Derektur Pusat Pengendalian dan Pencegahan Penyakit Tom Frieden mengatakan, pria tersebut meninggalkan Liberia pada 19 September. Ia tiba di hari berikutnya untuk mengunjungi kerabat dan mulai merasa sakit empat atau lima hari kemudian. Frieden mengatakan, belum diketahui bagaimana pasien terinfeksi.
Frieden menambahkan, pasien tak mengancam penumpang pesawat lain. Sebab menurutnya, pasien tak memiliki gejala saat terbang dengan pesawat. Ia tak yakin jika ada orang lain yang tertular di penerbangan yang sama dengan korban.
"Ebola tak menyebar sebelum seseorang jatuh sakit dan ia belum sakit sampai empat hari kemudian setelah turun pesawat," ujarnya.
Gejala ebola dapat diketahui dari demam, nyeri otot, muntah dan perdarahan. Gejala muncul 21 hari setelah korban terpapar virus. Penyakit tak akan menular, sampai korban mengalami gejala dan membutuhkan kontak sangat dekat dengan cairan tubuh yang menyebar.
"Saya tak ragu, kami akan menghentikan penyebaran di AS. Tapi saya sadar wabah telah menyebar luas dari Afrika, kita perlu berjaga-jaga," Ungkap Frieden.
Frieden memberikan penjelasan pada Presiden Barack Obama melalui telepon tentang diagnosa ebola.
Berita tentang kasus ebola ini membuat khawatir komunitas masyarakat Liberia di Dallas.
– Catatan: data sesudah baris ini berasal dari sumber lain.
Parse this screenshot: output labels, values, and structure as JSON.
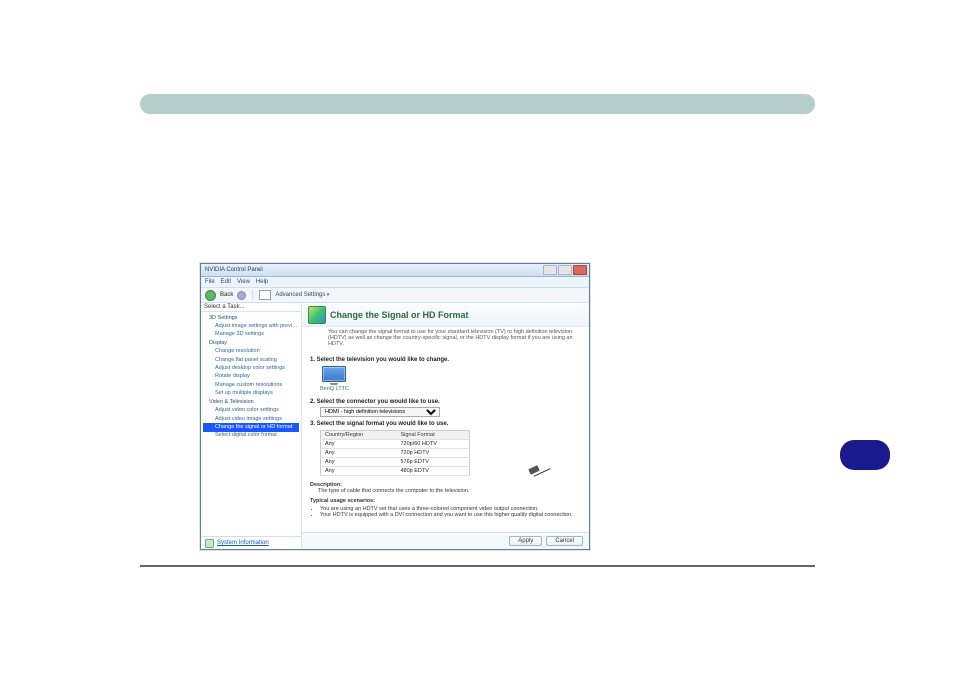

Presiden Asosiasi Komunitas Liberia Dallas Stanley Gaye mengatakan, banyak orang-orang Liberia di sana menelponnya untuk mencoba mencari tahu keluarga korban. "Kami memperingatkan orang-orang untuk menjauh dari pertemuan-pertemuan umum," kata Gaye.
Sebelumnya empat pekerja bantuan AS yang terinfeksi ebola di Afrika Barat telah diterbangkan kembali ke AS untuk menjalani pengobatan. Mereka kini dirawat di fasilitas isolasi khusus di rumah sakit di Atlanta dan Nebraska. Tiga dari empat pasien telah dinyatakan pulih.
Selain itu seorang dokter AS yang terkena virus di Sierra Leone tengah dirawat di fasilitas serupa di Insitut Kesehatan Nasional. Hingga saat ini AS baru memiliki empat unit isolasi.
Ahli epidemiologi dokter Edward Goodman mengatakan, AS jauh lebih siap untuk menangani penyakit dibanding rumah sakit di Afrika. Pelayanan medis di Afrika kerap mengalami kekurangan mulai dari dokter, sarung tangan, baju hingga masker.
"Kami tak memiliki masalah tersebut. Jadi kami sangat mampu merawat pasien tanpa menimbulkan risiko pada orang lain," kata Goodman.
Sejak musim panas, para pejabat kesehatan AS telah mempersiapkan diri akan kemungkinan wisatawan membawa virus ebola. Otoritas kesehatan mengimbau rumah sakit untuk mencegah virus menyebar di fasilitas tersebut.
Liberia merupakan salah satu negara paling terpukul dengan epedemi ebola. Dua negara lain yang juga rawan adalah Sierra Leone dan Guinea.
Organisasi Kesehatan Dunia (WHO) mengatakan ebola diyakini telah menginfeksi lebih dari 6.500 orang di Afrika Barat, dan menyebabkan lebih dari 3.000 kematian. Namun sepertinya virus tersebut masih dianggap remeh, melihat belum memadainya laboratorium untuk menguji orang-orang agar tak terjangkit ebola.
Dua laboratorium keliling yang dikelola tim peneliti Angkatan Laut AS tiba akhir pekan ini. Kedutaan Besar AS di Monrovia mengatakan, laboratorium itu akan mulai beroperasi pekan ini. Laboratorium keliling diharapkan dapat mempersingkat waktu untuk mendiagnosa orang yang terinfeksi ebola.
Militer AS juga telah mengirimkan peralatan untuk membangun rumah sakit darurat. Awalnya rumah sakit tersebut dirancang untuk mengobati tentara di zona tempur. AS juga berencana membangun 17 klinik di Liberia, dan akan membantu melatih tenaga kesehatan lainnya untuk staf mereka.